Tocar heavy metal extremo, cantar em português e enfrentar a complicada vida do underground já são escolhas que fazem a jornada de qualquer banda ser tortuosa. Imagine, então, se não estivermos falando do Brasil, mas de Angola. Mais do que uma paixão de adolescentes e um sonho de fazer fama, esse estilo musical virou uma maneira de enfrentar as dificuldades do pós-guerra e ajudar na reconstrução cultural daquele país africano de língua portuguesa.

A criação dessa cena roqueira e a maneira como ela ajuda os jovens angolanos a superarem os problemas são o foco do documentário "Death Metal Angola", filme de baixo orçamento que ganhou reconhecimento por entrar na lista dos 134 documentários pré-selecionados para o Oscar de 2015. Surgido por acaso, durante uma visita do diretor norte-americano Jeremy Xido a Angola para realizar um outro projeto, "Death Metal Angola" tem uma certa mística na sua concepção.

"Eu conheci Wilker Flores por acaso, quando estava em Huambo, pesquisando sobre um outro projeto, sobre uma linha de trem construída por chineses que passa por lá. Em Huambo só tem um bom lugar para tomar um café, e eu estava lá, sentado no pátio, com gente de todo tipo. Um cara acenou para mim, queria conversar e me contou que tocava death metal. Eu não acreditei, tinha que ouvir aquilo", contou ele ao UOL.
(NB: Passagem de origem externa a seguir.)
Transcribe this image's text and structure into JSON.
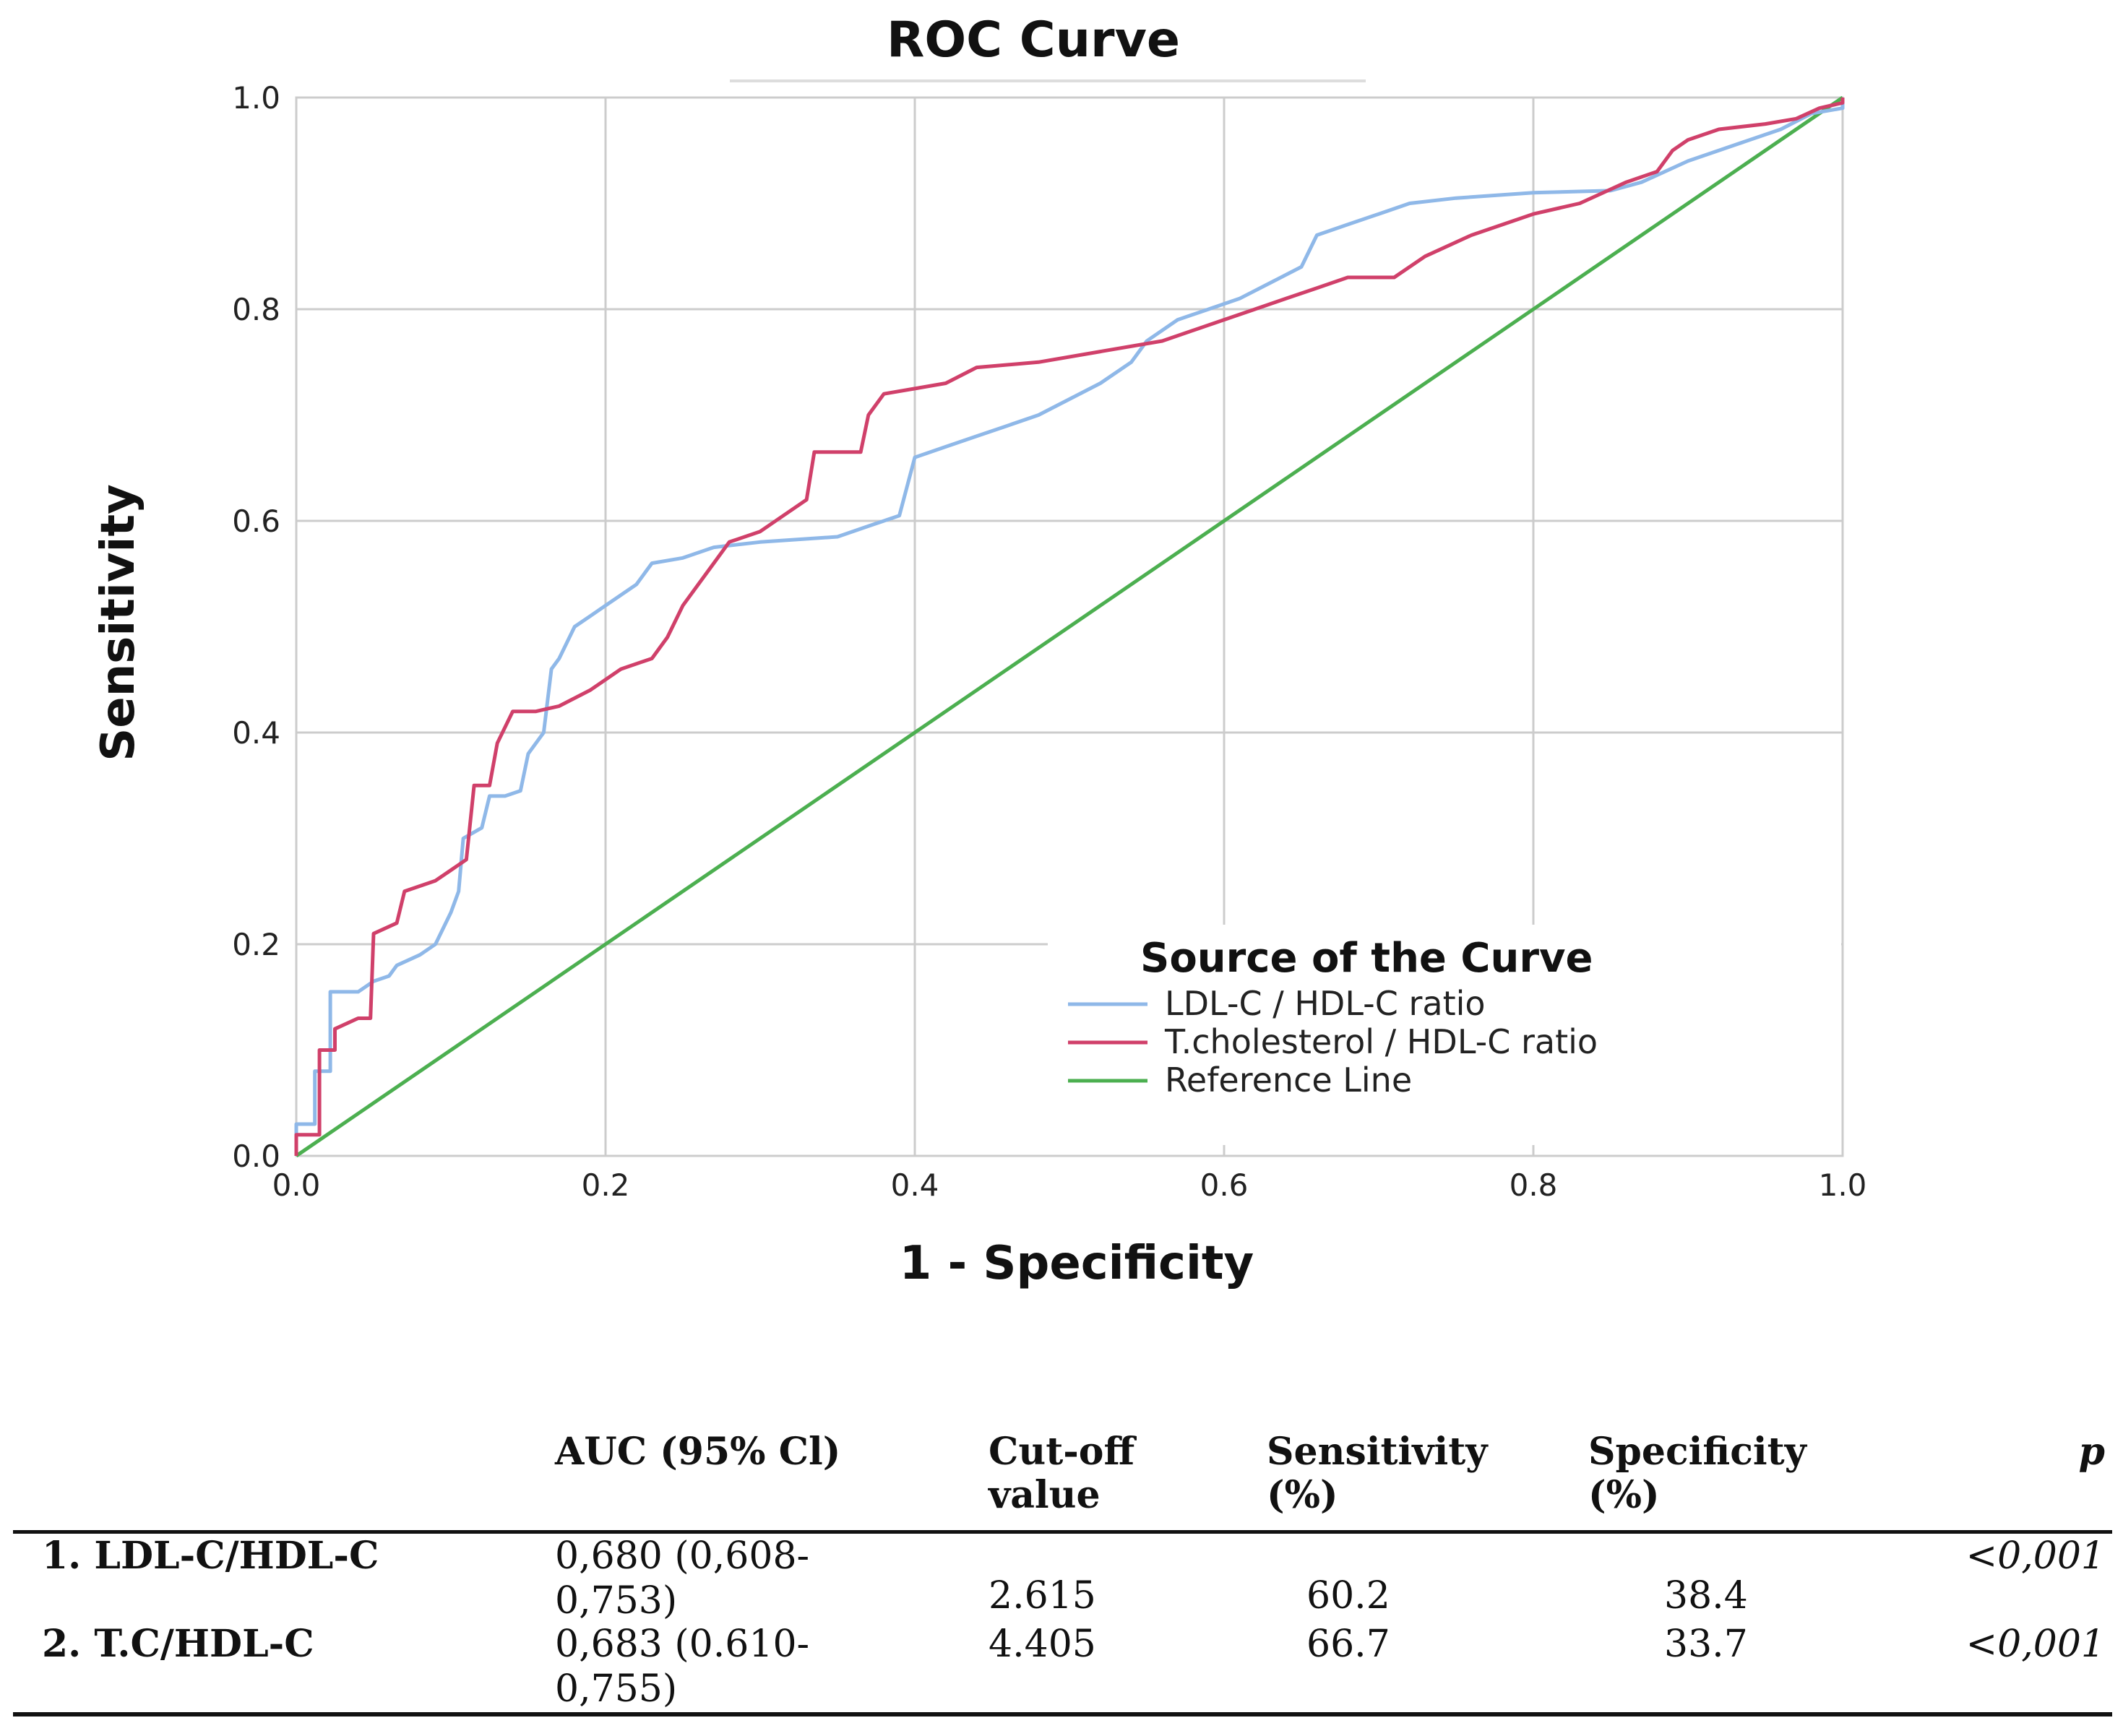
{
  "chart_data": {
    "type": "line",
    "title": "ROC Curve",
    "xlabel": "1 - Specificity",
    "ylabel": "Sensitivity",
    "xlim": [
      0,
      1
    ],
    "ylim": [
      0,
      1
    ],
    "grid": true,
    "x_ticks": [
      "0.0",
      "0.2",
      "0.4",
      "0.6",
      "0.8",
      "1.0"
    ],
    "y_ticks": [
      "0.0",
      "0.2",
      "0.4",
      "0.6",
      "0.8",
      "1.0"
    ],
    "legend_title": "Source of the Curve",
    "legend_position": "bottom-right",
    "series": [
      {
        "name": "LDL-C / HDL-C ratio",
        "color": "#8fb8e8",
        "points": [
          [
            0,
            0
          ],
          [
            0,
            0.03
          ],
          [
            0.012,
            0.03
          ],
          [
            0.012,
            0.08
          ],
          [
            0.022,
            0.08
          ],
          [
            0.022,
            0.155
          ],
          [
            0.04,
            0.155
          ],
          [
            0.05,
            0.165
          ],
          [
            0.06,
            0.17
          ],
          [
            0.065,
            0.18
          ],
          [
            0.08,
            0.19
          ],
          [
            0.09,
            0.2
          ],
          [
            0.1,
            0.23
          ],
          [
            0.105,
            0.25
          ],
          [
            0.108,
            0.3
          ],
          [
            0.12,
            0.31
          ],
          [
            0.125,
            0.34
          ],
          [
            0.135,
            0.34
          ],
          [
            0.145,
            0.345
          ],
          [
            0.15,
            0.38
          ],
          [
            0.16,
            0.4
          ],
          [
            0.165,
            0.46
          ],
          [
            0.17,
            0.47
          ],
          [
            0.18,
            0.5
          ],
          [
            0.19,
            0.51
          ],
          [
            0.2,
            0.52
          ],
          [
            0.22,
            0.54
          ],
          [
            0.23,
            0.56
          ],
          [
            0.25,
            0.565
          ],
          [
            0.27,
            0.575
          ],
          [
            0.3,
            0.58
          ],
          [
            0.35,
            0.585
          ],
          [
            0.37,
            0.595
          ],
          [
            0.38,
            0.6
          ],
          [
            0.39,
            0.605
          ],
          [
            0.4,
            0.66
          ],
          [
            0.42,
            0.67
          ],
          [
            0.44,
            0.68
          ],
          [
            0.46,
            0.69
          ],
          [
            0.48,
            0.7
          ],
          [
            0.5,
            0.715
          ],
          [
            0.52,
            0.73
          ],
          [
            0.54,
            0.75
          ],
          [
            0.55,
            0.77
          ],
          [
            0.57,
            0.79
          ],
          [
            0.59,
            0.8
          ],
          [
            0.61,
            0.81
          ],
          [
            0.63,
            0.825
          ],
          [
            0.65,
            0.84
          ],
          [
            0.66,
            0.87
          ],
          [
            0.68,
            0.88
          ],
          [
            0.7,
            0.89
          ],
          [
            0.72,
            0.9
          ],
          [
            0.75,
            0.905
          ],
          [
            0.8,
            0.91
          ],
          [
            0.85,
            0.912
          ],
          [
            0.87,
            0.92
          ],
          [
            0.9,
            0.94
          ],
          [
            0.93,
            0.955
          ],
          [
            0.96,
            0.97
          ],
          [
            0.98,
            0.985
          ],
          [
            1,
            0.99
          ],
          [
            1,
            1
          ]
        ]
      },
      {
        "name": "T.cholesterol / HDL-C ratio",
        "color": "#d0406a",
        "points": [
          [
            0,
            0
          ],
          [
            0,
            0.02
          ],
          [
            0.015,
            0.02
          ],
          [
            0.015,
            0.1
          ],
          [
            0.025,
            0.1
          ],
          [
            0.025,
            0.12
          ],
          [
            0.04,
            0.13
          ],
          [
            0.048,
            0.13
          ],
          [
            0.05,
            0.21
          ],
          [
            0.065,
            0.22
          ],
          [
            0.07,
            0.25
          ],
          [
            0.09,
            0.26
          ],
          [
            0.1,
            0.27
          ],
          [
            0.11,
            0.28
          ],
          [
            0.115,
            0.35
          ],
          [
            0.125,
            0.35
          ],
          [
            0.13,
            0.39
          ],
          [
            0.14,
            0.42
          ],
          [
            0.155,
            0.42
          ],
          [
            0.17,
            0.425
          ],
          [
            0.19,
            0.44
          ],
          [
            0.21,
            0.46
          ],
          [
            0.23,
            0.47
          ],
          [
            0.24,
            0.49
          ],
          [
            0.25,
            0.52
          ],
          [
            0.26,
            0.54
          ],
          [
            0.27,
            0.56
          ],
          [
            0.28,
            0.58
          ],
          [
            0.3,
            0.59
          ],
          [
            0.31,
            0.6
          ],
          [
            0.33,
            0.62
          ],
          [
            0.335,
            0.665
          ],
          [
            0.365,
            0.665
          ],
          [
            0.37,
            0.7
          ],
          [
            0.38,
            0.72
          ],
          [
            0.4,
            0.725
          ],
          [
            0.42,
            0.73
          ],
          [
            0.44,
            0.745
          ],
          [
            0.48,
            0.75
          ],
          [
            0.52,
            0.76
          ],
          [
            0.56,
            0.77
          ],
          [
            0.6,
            0.79
          ],
          [
            0.62,
            0.8
          ],
          [
            0.64,
            0.81
          ],
          [
            0.66,
            0.82
          ],
          [
            0.68,
            0.83
          ],
          [
            0.71,
            0.83
          ],
          [
            0.73,
            0.85
          ],
          [
            0.76,
            0.87
          ],
          [
            0.8,
            0.89
          ],
          [
            0.83,
            0.9
          ],
          [
            0.86,
            0.92
          ],
          [
            0.88,
            0.93
          ],
          [
            0.89,
            0.95
          ],
          [
            0.9,
            0.96
          ],
          [
            0.92,
            0.97
          ],
          [
            0.95,
            0.975
          ],
          [
            0.97,
            0.98
          ],
          [
            0.985,
            0.99
          ],
          [
            1,
            0.995
          ],
          [
            1,
            1
          ]
        ]
      },
      {
        "name": "Reference Line",
        "color": "#4caf50",
        "points": [
          [
            0,
            0
          ],
          [
            1,
            1
          ]
        ]
      }
    ]
  },
  "table": {
    "headers": {
      "auc": "AUC (95% Cl)",
      "cutoff_1": "Cut-off",
      "cutoff_2": "value",
      "sens_1": "Sensitivity",
      "sens_2": "(%)",
      "spec_1": "Specificity",
      "spec_2": "(%)",
      "p": "p"
    },
    "rows": [
      {
        "label": "1. LDL-C/HDL-C",
        "auc_1": "0,680 (0,608-",
        "auc_2": "0,753)",
        "cutoff": "2.615",
        "sensitivity": "60.2",
        "specificity": "38.4",
        "p": "<0,001"
      },
      {
        "label": "2. T.C/HDL-C",
        "auc_1": "0,683 (0.610-",
        "auc_2": "0,755)",
        "cutoff": "4.405",
        "sensitivity": "66.7",
        "specificity": "33.7",
        "p": "<0,001"
      }
    ]
  }
}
"Então ele disse que me levaria ao 'Orfanato', que achei que era alguma boate, ou bar. Fui no meio da noite para esse lugar. Lá, ele pegou a energia elétrica dos vizinhos para plugar o amplificador, a luz era do nosso carro e, no quintal, ele começou a tocar aquela guitarra suja. E a cantar, mas sem microfone. Vi, na verdade, que era um orfanato de verdade, tinha crianças correndo por todo lado, e eu não entendia nada. Ao mesmo tempo, a música era fantástica, então eu me dei conta que precisava saber mais sobre aquilo e foi como surgiu o projeto", adicionou Jeremy Xido.

xido

  • Reprodução/Facebook

    Eu conheci Wilker Flores por acaso, quando estava em Huambo, pesquisando sobre um outro projeto, sobre uma linha de trem construída por chineses que passa por lá. Em Huambo só tem um bom lugar para tomar um café, e eu estava lá, sentado no pátio, com gente de todo tipo. Um cara acenou para mim, queria conversar e me contou que tocava death metal. Eu não acreditei, tinha que ouvir aquilo

    Jeremy Xido, à dir. na foto com Wilker Flores

Wilker Flores é protagonista do documentário ao lado de sua namorada, Sonia Ferreira. Ela administra o orfanato citado pelo diretor, onde 55 crianças recebem cuidados. Ao mesmo tempo em que mostra a vida do casal e exibe a realidade do pós-guerra em Angola, o diretor conta como se organizou a cena do rock e do metal naquele país, até a realização do primeiro festival musical do estilo.

Além de Wilker, que faz a sua música sozinho, diversas bandas figuram no filme, como Dor Fantasma, Before Crush e Neblina --nem todas de death metal, como indica o título, mas também das vertentes thrash, metalcore e heavy metal tradicional.

Sem grandes verbas para embarcar num projeto ambicioso em Angola, Xido teve ajuda de um produtor nos EUA e contou com muitos favores que sairiam caro no país africano, mas que foram feitos na "camaradagem" pelos moradores locais. Além disso, ele teve de superar as próprias limitações em relação ao gênero musical retratado.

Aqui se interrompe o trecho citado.